Caribbean specialists acquire new expertise for adding value to cassava

A meeting supported by IICA, the European Union, and Colombia’s Presidential Agency for International Cooperation enabled specialists engaged in promoting the crop to learn about new forms of marketing that could boost markets for the product. Technical officers from six Caribbean countries traveled to Costa Rica to learn about new ways of adding value to cassava production and modern technologies for processing the vegetable, in order to boost the industry, promote the diversification of markets, and improve the chain’s competitiveness.
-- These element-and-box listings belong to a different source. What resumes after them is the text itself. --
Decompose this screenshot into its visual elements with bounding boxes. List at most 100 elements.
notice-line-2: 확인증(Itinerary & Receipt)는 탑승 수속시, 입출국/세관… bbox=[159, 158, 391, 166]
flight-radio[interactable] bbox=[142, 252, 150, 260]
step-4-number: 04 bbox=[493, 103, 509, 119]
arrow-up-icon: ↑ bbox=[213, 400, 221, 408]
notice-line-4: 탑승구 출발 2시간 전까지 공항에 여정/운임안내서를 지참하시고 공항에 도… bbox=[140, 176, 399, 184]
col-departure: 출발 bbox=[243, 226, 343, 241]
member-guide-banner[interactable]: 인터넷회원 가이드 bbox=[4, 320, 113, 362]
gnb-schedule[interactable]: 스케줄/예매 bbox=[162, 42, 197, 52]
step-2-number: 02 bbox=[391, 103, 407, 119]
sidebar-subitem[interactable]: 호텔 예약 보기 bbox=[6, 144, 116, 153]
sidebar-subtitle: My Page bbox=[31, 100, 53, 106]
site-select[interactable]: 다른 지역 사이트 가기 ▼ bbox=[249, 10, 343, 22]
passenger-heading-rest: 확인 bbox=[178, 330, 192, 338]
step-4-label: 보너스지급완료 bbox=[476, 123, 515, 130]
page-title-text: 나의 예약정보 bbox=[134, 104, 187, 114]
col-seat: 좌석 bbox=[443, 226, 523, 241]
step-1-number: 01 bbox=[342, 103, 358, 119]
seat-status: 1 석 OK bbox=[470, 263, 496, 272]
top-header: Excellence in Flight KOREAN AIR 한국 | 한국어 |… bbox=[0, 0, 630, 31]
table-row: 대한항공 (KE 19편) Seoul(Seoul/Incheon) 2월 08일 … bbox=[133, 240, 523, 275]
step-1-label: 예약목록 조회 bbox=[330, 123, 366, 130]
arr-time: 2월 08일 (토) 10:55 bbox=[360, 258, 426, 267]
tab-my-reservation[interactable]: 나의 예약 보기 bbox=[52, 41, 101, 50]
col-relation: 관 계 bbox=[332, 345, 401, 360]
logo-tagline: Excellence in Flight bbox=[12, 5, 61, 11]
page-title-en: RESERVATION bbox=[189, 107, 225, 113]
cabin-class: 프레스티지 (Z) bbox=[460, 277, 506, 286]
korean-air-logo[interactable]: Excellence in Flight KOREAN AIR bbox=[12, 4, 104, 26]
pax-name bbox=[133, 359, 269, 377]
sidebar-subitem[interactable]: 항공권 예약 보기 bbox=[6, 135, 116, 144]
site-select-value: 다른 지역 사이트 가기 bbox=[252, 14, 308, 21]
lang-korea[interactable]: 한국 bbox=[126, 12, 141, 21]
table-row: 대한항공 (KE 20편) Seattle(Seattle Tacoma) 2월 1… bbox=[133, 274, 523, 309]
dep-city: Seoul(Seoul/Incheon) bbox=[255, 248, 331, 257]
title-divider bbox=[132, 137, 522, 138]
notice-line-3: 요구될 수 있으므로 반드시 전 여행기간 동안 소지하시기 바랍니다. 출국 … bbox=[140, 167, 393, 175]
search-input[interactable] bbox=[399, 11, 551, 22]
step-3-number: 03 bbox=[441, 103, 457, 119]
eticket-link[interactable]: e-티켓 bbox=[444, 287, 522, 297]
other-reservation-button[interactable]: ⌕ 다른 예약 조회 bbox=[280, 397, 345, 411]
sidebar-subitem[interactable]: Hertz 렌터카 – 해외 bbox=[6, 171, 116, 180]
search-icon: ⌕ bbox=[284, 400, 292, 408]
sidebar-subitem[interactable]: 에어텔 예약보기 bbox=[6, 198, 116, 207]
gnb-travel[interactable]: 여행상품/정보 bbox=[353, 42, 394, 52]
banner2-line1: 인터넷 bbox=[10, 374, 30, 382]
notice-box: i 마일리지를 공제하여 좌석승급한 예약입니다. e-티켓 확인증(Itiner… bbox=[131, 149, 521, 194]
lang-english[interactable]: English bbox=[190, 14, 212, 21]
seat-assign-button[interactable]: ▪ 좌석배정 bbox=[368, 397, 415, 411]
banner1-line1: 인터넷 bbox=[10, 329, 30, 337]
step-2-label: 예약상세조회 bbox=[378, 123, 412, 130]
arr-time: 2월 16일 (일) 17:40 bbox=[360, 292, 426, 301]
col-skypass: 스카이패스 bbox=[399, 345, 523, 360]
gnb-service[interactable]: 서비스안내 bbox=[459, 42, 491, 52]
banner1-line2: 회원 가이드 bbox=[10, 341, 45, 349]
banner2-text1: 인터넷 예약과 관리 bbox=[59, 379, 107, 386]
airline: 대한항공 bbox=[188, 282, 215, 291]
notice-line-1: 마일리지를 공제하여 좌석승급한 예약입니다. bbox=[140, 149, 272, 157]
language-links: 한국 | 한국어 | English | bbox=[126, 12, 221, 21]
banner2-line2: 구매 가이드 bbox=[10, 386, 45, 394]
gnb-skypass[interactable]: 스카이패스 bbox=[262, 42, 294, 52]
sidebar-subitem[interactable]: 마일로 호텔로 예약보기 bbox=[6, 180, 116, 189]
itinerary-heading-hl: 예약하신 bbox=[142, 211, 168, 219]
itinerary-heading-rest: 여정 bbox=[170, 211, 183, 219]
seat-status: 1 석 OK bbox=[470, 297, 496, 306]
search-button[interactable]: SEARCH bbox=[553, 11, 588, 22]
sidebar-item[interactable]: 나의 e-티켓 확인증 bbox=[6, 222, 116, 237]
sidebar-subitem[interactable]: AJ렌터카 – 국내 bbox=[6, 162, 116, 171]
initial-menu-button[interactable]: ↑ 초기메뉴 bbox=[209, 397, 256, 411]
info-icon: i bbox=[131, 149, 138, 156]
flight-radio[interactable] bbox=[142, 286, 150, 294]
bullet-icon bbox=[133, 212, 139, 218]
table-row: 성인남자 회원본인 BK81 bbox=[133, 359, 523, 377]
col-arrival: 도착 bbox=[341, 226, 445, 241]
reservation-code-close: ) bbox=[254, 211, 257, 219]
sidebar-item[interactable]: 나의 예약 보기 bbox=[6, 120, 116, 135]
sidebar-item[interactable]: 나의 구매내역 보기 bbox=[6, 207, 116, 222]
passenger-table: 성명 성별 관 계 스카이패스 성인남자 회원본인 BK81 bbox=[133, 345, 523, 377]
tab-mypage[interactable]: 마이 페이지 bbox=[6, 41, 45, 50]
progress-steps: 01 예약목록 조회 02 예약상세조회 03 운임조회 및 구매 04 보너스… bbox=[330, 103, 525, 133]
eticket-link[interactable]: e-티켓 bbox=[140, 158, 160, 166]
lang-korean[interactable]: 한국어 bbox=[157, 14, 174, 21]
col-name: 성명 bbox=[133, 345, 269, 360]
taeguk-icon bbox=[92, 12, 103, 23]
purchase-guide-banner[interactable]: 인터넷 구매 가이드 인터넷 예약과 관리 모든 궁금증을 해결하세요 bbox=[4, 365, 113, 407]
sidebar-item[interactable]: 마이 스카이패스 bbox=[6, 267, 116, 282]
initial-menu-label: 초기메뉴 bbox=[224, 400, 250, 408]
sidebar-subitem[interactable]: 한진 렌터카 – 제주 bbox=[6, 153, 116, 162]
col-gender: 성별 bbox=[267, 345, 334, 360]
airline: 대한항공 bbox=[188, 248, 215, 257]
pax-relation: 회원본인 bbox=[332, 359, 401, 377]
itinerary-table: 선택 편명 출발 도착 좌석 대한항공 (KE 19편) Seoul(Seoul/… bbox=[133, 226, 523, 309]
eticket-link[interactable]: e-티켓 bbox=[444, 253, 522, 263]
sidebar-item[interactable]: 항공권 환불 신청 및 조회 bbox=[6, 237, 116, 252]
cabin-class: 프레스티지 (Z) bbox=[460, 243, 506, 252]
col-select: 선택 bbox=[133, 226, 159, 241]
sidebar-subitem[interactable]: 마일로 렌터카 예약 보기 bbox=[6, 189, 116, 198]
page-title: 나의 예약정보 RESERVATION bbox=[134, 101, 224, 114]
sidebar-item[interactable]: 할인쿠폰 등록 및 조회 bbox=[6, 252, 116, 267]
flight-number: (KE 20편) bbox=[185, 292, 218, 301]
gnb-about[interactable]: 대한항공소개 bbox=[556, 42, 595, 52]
The specialists also strengthened their working relationship with a view to creating an innovation network with the Central American countries and Panama designed to facilitate cassava production, processing, and marketing. They also hope to be able to share their experiences with groups of producers and other links in the cassava chain in their respective countries. “Cassava is a strategically important crop for the region, a great option for guaranteeing nutrition and food security, and can be a good source of income. Therefore, sharing knowledge as part of a hemispheric agenda is essential to overcome current constraints,” commented Lloyd Day, the Deputy Director General of the Inter-American Institute for Cooperation on Agriculture (IICA). The Caribbean countries represented at the activity were Jamaica, Suriname, Guyana, Grenada, and Barbados, while the Latin American nations taking part were Costa Rica, El Salvador, Guatemala, Honduras, Nicaragua, and Panama. Officials from Colombia’s Presidential Agency for International Cooperation (APC) were also involved, as the entity coordinates the network  of the Central American countries and Panama. The event was organized by IICA, the European Union (EU) –through the Regional Program for Research and Innovation by Agricultural Value Chains (PRIICA)– and Colombia’s Presidential Agency for International Cooperation (APC-Colombia). Costa Rica’s National Institute for Innovation and Transfer in Agricultural Technology (INTA) and the CLAYUCA Corporation also provided support.